What a disaster that experiment turned out to be.
Despite the letters demanding NPR pull me off the air, and listener emails with comments like:
Drive off a cliff
Stick needles in my ears
In spite of the guy who wrote “I fucking hate the Unger Report," I persevered - mainly because no other contributor wanted to wake up at 4:30 every Monday morning.
And so began a 6-year odyssey of trying to perform comedy alone in a soundproof room. My dream had finally come true.
No story would be off limits. I was given free reign to poke fun at anything, any topic, any person as long as it didn’t insult listeners who donated money to public radio, members of congress who controlled funding to public radio, the FCC, Republicans, Republican listeners who donated money to public radio, Republican members of Congress who controlled funding to public radio, Republican FCC commissioners... and Nina Totenberg.
But I realized quickly that satirizing people, stories and events that had already been satirized all week long by Letterman, Leno, Kimmel, Colbert, Stewart, the entire cast of Saturday Night Live, Bill Maher, Conan O’Brien, Harry Shearer, Garrison Keiler, Peter Sagel, Frank Rich, Maureen Dowd, 9000 columnists, 2.6 million bloggers, and my drinking buddy Neal –- it was going to be difficult.
Yet I stuck with it. Mainly for the money. And NPR, and most of all – senior producer Steve Proffitt -- stuck with me. I will always be grateful to Steve for making me better.

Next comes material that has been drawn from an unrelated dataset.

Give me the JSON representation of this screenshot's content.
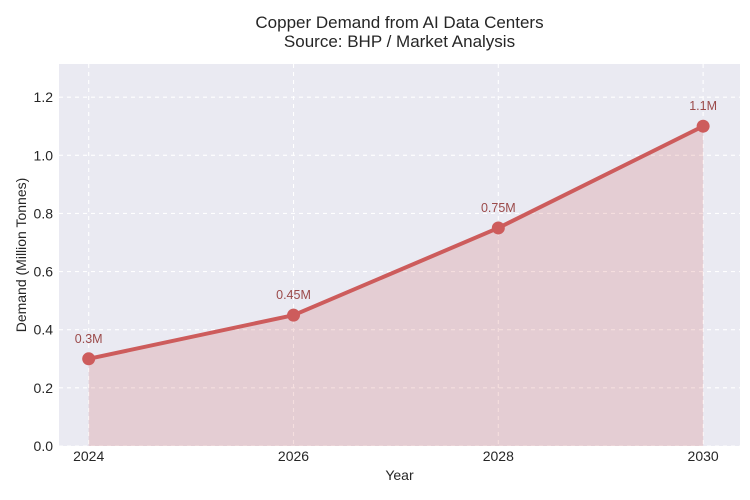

I want to thank NPR for allowing me these few minutes each week, and despite calling me “slightly confused” and never giving me a raise in 6 years, gave me something no one can put a price on – meeting Noah Adams and seeing Alex Chadwick in biking shorts.
To Madeleine Brand and Alex Cohen who were forced to introduce me each week despite their better journalistic instincts, and to the staff of Day to Day, thank you.
But most of all, thank you to the listeners of National Public Radio. It has been an honor.
And now it’s time for me to drive away from NPR West, and in my rearview mirror as the NPR sign fades in the distance, I’ll think to myself, thank you God for letting me sleep in on Mondays.
Most importantly –- I hope that listeners who didn’t drive off a cliff or stick needles in their ears will follow me here in the coming weeks to UngerReport.com for more.
And that was the Unger Report -- for now. I’m Brian Unger.